After their early scenes together, the three protagonists have their own separate storylines through the rest of the movie, with one clearly having the most narrative thrust. As Mary fights for the opportunity to take segregated college courses and Dorothy seeks the supervisory position she has unquestionably earned (and is already performing without recognition or title), Katherine is promoted to the Space Task Group, becoming the first African-American woman in the department. She will be working on the math that will not only send the first American into space but that will safely bring him home. It’s a job made all the more difficult by having so much information she needs to perform her job redacted by dismissive head engineer Paul Stafford (Jim Parsons) and by needing to spend a half hour running across campus every time she needs to use the bathroom due to segregation laws, taking a stack of work with her whenever she does.

Based upon the book of the same name by Margot Lee Shetterly, Hidden Figures has a screenplay by Allison Schroeder and Theodore Melfi, and is directed by Melfi (St. Vincent). It’s a movie that would have benefitted either from expanding into a mini-series or by making Katherine Goble its sole focus. Dorothy Vaughan and Mary Jackson have important stories worthy of being told but they are underserved here, feeling crammed into the 2 hour, 7 minute running time.  A mini-series could have given Dorothy and Mary’s stories room to breathe and develop. Unfortunately, the movie takes a middle ground which left me simultaneously wanting more and wishing that the film had kept its focus on Katherine and her work on getting Alan Shepard (Dane Davenport), Gus Grissom, and John Glenn (Glen Powell) into space.

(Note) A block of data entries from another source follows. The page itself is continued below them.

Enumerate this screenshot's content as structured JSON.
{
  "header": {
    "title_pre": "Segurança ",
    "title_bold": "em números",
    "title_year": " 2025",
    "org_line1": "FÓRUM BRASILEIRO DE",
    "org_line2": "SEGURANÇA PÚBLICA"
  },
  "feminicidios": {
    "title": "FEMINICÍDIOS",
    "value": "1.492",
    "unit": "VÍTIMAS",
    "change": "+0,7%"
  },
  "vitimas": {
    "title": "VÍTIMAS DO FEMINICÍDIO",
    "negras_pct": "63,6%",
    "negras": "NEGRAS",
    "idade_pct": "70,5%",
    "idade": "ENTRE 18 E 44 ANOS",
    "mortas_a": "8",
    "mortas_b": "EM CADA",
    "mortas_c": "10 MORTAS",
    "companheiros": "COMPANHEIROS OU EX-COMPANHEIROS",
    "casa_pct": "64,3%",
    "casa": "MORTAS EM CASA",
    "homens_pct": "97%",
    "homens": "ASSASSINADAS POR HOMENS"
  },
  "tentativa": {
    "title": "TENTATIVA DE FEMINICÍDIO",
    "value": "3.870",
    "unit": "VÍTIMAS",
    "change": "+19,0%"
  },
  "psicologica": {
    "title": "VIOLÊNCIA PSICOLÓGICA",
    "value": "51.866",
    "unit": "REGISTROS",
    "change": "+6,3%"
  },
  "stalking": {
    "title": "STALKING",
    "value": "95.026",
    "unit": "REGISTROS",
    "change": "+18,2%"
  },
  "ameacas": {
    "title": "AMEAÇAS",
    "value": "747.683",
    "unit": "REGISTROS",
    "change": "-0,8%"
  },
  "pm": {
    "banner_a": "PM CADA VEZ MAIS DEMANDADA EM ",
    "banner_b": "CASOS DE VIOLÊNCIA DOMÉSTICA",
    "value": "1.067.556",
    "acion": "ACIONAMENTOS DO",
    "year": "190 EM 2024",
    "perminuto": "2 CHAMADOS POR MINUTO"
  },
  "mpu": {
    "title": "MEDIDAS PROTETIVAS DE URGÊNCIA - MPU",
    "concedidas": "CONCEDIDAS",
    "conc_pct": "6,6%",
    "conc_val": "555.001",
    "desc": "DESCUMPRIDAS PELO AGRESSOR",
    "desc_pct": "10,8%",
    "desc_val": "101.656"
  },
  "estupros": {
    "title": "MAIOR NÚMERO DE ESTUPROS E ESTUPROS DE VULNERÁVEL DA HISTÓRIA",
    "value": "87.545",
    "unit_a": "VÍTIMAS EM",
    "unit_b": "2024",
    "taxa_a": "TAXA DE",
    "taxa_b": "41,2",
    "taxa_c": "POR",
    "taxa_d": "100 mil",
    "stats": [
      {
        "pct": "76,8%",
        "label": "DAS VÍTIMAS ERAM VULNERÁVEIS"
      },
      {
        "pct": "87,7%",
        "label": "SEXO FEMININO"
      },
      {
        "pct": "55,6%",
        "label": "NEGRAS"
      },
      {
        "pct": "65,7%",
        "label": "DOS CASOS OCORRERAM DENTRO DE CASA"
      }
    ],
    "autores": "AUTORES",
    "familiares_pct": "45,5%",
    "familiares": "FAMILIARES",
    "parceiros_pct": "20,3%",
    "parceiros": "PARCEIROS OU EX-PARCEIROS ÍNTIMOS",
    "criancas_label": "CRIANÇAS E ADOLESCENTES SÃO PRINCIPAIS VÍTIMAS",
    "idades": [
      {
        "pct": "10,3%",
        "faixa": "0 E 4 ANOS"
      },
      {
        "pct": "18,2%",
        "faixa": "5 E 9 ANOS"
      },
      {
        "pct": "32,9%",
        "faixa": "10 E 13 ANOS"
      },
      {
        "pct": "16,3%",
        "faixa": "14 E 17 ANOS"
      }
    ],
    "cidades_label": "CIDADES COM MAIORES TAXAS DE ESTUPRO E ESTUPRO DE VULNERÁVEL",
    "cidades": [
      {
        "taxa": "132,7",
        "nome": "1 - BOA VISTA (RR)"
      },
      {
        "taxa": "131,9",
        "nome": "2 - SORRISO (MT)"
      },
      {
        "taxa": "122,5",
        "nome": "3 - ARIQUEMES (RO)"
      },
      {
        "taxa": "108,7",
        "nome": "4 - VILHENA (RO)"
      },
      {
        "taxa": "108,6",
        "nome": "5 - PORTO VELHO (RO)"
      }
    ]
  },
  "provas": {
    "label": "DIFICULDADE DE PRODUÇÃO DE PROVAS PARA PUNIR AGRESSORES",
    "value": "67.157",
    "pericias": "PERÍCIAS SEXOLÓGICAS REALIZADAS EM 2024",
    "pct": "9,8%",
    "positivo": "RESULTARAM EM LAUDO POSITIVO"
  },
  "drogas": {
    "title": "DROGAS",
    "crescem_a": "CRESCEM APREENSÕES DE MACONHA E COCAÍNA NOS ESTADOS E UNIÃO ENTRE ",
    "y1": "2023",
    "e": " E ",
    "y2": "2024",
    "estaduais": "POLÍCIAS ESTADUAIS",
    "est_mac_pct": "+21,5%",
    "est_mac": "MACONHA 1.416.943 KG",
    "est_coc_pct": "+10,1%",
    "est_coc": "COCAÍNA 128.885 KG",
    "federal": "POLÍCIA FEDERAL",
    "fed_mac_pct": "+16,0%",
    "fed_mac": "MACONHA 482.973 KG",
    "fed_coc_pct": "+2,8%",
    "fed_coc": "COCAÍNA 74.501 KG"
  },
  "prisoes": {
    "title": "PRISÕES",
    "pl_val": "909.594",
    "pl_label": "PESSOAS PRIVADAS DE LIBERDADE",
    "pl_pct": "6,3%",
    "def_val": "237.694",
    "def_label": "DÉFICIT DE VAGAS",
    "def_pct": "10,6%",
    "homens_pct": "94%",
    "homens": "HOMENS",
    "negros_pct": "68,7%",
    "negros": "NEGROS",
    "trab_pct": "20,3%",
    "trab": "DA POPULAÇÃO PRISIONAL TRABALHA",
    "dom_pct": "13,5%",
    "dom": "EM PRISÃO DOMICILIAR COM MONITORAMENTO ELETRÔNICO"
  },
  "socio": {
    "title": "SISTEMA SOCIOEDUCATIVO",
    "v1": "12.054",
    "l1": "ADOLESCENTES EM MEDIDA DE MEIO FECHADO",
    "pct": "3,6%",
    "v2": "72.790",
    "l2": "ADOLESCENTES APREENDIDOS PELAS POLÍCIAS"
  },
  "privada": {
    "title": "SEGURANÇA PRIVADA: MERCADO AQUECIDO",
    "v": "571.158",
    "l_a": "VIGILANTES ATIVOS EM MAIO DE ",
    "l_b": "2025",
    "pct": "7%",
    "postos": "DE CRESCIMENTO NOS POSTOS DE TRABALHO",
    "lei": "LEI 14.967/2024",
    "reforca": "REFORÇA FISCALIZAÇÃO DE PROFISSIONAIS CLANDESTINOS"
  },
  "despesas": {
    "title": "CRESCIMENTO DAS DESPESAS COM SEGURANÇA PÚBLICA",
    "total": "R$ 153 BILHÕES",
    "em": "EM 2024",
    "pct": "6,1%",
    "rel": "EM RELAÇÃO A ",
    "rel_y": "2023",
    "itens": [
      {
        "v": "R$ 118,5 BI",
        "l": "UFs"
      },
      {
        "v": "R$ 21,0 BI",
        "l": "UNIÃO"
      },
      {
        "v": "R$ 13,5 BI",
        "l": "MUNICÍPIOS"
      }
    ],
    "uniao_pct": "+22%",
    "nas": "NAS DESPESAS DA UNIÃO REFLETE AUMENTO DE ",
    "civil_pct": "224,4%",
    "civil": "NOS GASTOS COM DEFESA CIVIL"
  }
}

Hidden Figures is at its strongest when it shows us Katherine working on calculations and shuttle trajectories. Giving us a glimpse into the mind of an incredibly brilliant woman, whom Henson brings to life with her terrific performance. She brings us in to feel her joy at breakthroughs and her frustrations at setbacks. Ultimately though, the movie too often takes a by the numbers approach, going for certain emotional buttons in ways that feel all too familiar. The end result is still a competent and solid film. But these were incredible people who did amazing things and did them in a world that was largely against them. People like that deserve an extraordinary movie that makes us feel the weight of their struggles and triumphs in a more palpable way. Melfi is more interested in making this a feel good story that deals with the racial problems the characters face primarily on a surface level. He never challenges the audience, opting instead to let the viewer simply feel superior to the characters portrayed by Parsons and Kirsten Dunst.

I stated in my review of Hacksaw Ridge that, “[F]ilms about real life historical heroes are often given a pass by a certain percentage of their audience. …[T]he mere fact that the story of a laudable figure is being told is enough for some.” It feels as though Melfi was counting on that. This certainly didn’t make him so lazy that he mailed Hidden Figures in, but he also didn’t make it into the film it really could have been. Katherine Goble Johnson, Dorothy Vaughan, Mary Jackson, and the many pioneers with whom they worked are worthy of a movie that strives to be more than ordinary. They had to be great. This movie could have been too.